Jessica görüşmeyeli neler yapıyorsun sanırım sende benim gibi İıngiltere den sonra Amerika ya teknoloji alanında master yapmaya gittin.
-Evet şimdi de bir şirkete girmek üzereyim Japonya da veya Kore de olabilir.Sen?
-Bende babamın şirketindeyım.
Mirae mutfağa dogru yoneldi
-madem bana geldiniz sizi kimchi ne pirinç keki yemeden yollamam.Mirae nin yemek yapmaya başladığını gören Sang Min de pirinçleri alarak yanına geldi.Biraz sonra yemek onlerindeydi.Sang Min Mirae yi durterek "kahvalti yapmadığımız yeni geldi aklıma " diye mırıldandı.Yemekler bitince Mirae kalkıp onlara evi gezdirmeye başladı.Mirae nin posterlerle ve çeşitli spor malzemeleriyle dolu odasini geçtikten sonra Mirae çalışma odasinin kapısını açtı.Odaya girenlerin şaşkınlığı yüzlerinden okunuyordu.O zamana kadar hiç konusmamis olan Steve Mirae ye dönerek "siz MİT ten falanmisınız" dedi.
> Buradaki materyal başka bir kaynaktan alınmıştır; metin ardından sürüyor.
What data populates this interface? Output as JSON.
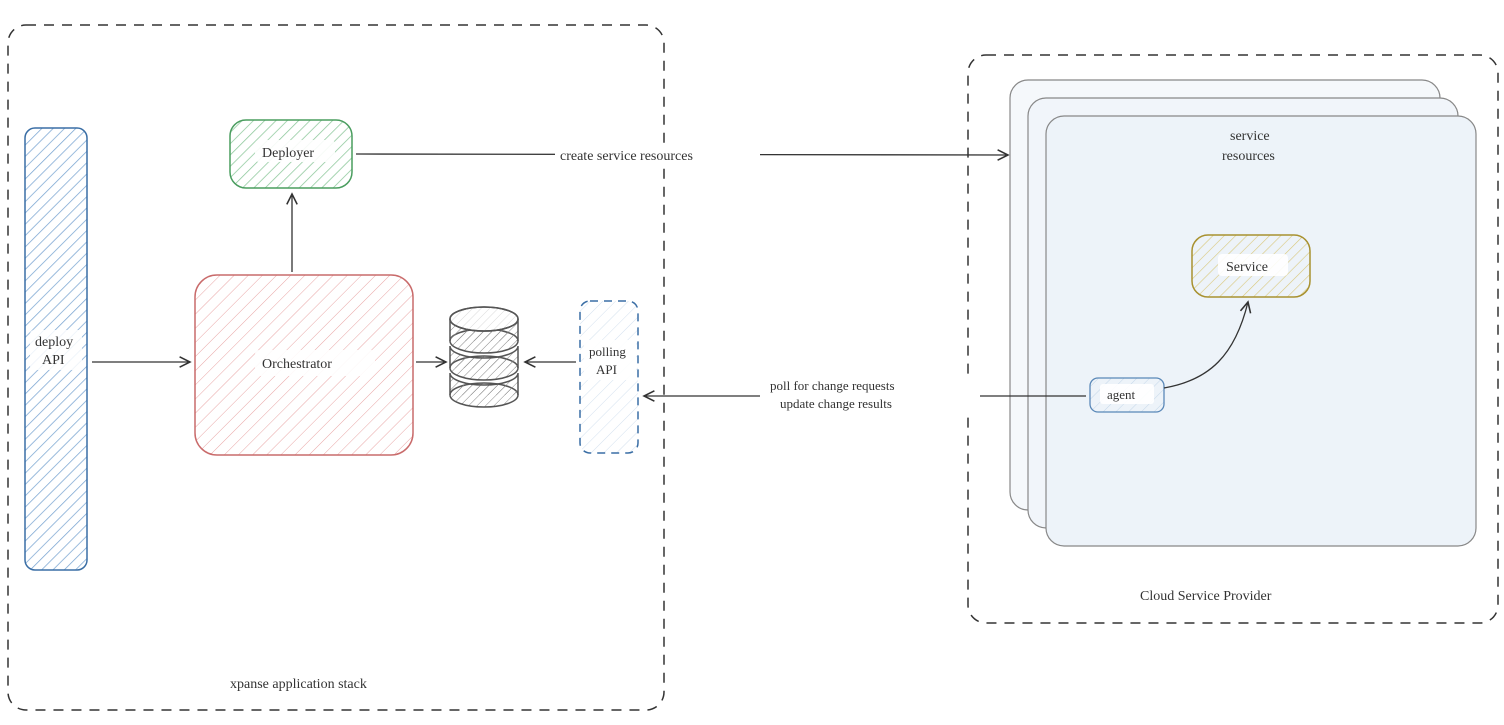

-Hayır ama hem teknolojiyi sevdigimden hemde bazen şirket için lazım olduğundan burası böyle ajan odası gibi.Bir süre daha orada durduktan sonra yeniden salona döndüler.
Keyifle vakit geçirirken saatin kaç olduğunu fark etmemislerdi.Saatin 19.00 olduğunu gören Jessica Mirae ye gitmeleri gerektiğini söyledi ve vedalasarak ayrildilar.